Partant, Dupraz est là pour ressusciter un mort. Avec son pull en laine : des petits chevrons verts, rouges et blancs quand on a le nez dessus, pour une dominante rose vue en surplomb depuis les tribunes, quand le Savoyard - il est né voilà cinquante-trois ans à Annemasse, à la frontière franco-suisse, au sud-ouest du lac Léman - s'agite pour respirer au même rythme que les joueurs. Et qu'il garde devant la presse : «Apparemment, la Ligue 1 est nulle. Enfin c'est vous qui l'écrivez. Ce soir [samedi] j'ai vu cinq buts, du suspense, mais on va me dire que le championnat anglais est plus beau et qu'il est constellé d'étoiles. Moi, quand je regarde les matchs anglais, je vois des purges. Après, on peut toujours les voir avec des pots de colle devant les yeux. Mais là, il faudrait qu'on s'achète tous un chien.»

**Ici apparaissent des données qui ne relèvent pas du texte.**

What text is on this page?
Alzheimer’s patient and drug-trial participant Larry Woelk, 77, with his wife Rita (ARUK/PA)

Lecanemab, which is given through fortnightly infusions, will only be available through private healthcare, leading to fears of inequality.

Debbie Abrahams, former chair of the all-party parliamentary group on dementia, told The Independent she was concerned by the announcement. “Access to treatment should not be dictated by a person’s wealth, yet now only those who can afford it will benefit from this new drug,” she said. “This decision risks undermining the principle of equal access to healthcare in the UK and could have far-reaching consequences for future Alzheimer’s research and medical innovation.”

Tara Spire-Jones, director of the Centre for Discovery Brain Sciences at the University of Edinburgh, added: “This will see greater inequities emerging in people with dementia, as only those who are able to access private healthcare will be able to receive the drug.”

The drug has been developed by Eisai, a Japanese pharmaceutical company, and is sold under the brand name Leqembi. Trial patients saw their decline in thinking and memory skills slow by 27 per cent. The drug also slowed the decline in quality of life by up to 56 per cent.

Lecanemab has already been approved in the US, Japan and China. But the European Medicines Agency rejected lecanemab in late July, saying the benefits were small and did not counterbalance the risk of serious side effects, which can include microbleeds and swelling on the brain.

D'aveugle, croit-on comprendre : c'est un peu tiré par les cheveux et hasardeux, mais c'est lui, une vie de foot et des diatribes dont il n'a aucune idée de la façon dont il va les terminer au moment où il les commence. Le pull : un symbole vintage qui reflète à son idée sa place ici-bas, l'opération «le pull à Pascal» consistant à se présenter devant un stand situé sur le parvis du Stadium avec un pull de laine dans le même esprit - c'est-à-dire démodé, soyons clairs -, en échange de quoi les spectateurs se voyaient remettre un cadeau. Et quel cadeau : un masque de Dupraz. On a eu le frisson : l'idée valait son pesant de dérision mais en même temps, elle est une planche de salut populaire on ne peut plus sérieuse puisque ce foutu pull et tout ce qui va avec - Dupraz, l'élan, une manière de fracas - ont amené plus de 25 000 spectateurs dans les gradins samedi alors que le club peinait à en rassembler la moitié avant l'arrivée du Savoyard.

Joueurs cachés

C’est que le «Téf» est un cas à part dans le paysage footballistique français : il s’agit du club invisible. Incarné par personne : un président discret par choix personnel, un entraîneur, entre 2008 et 2015, que l’exercice médiatique dégoûtait, et des joueurs que l’on cache aux médias - presse quotidienne régionale comprise, ce qui n’aide pas à créer du lien avec ceux qui peuvent potentiellement venir les soirs de match - avec un petit arrière-goût de démonstration de force, du genre «le club est une entreprise privée avec un actionnariat privé, il ne doit rien à personne». D’une certaine façon, on pouvait lui trouver du charme : si l’on enlève la parole au foot, il reste le foot.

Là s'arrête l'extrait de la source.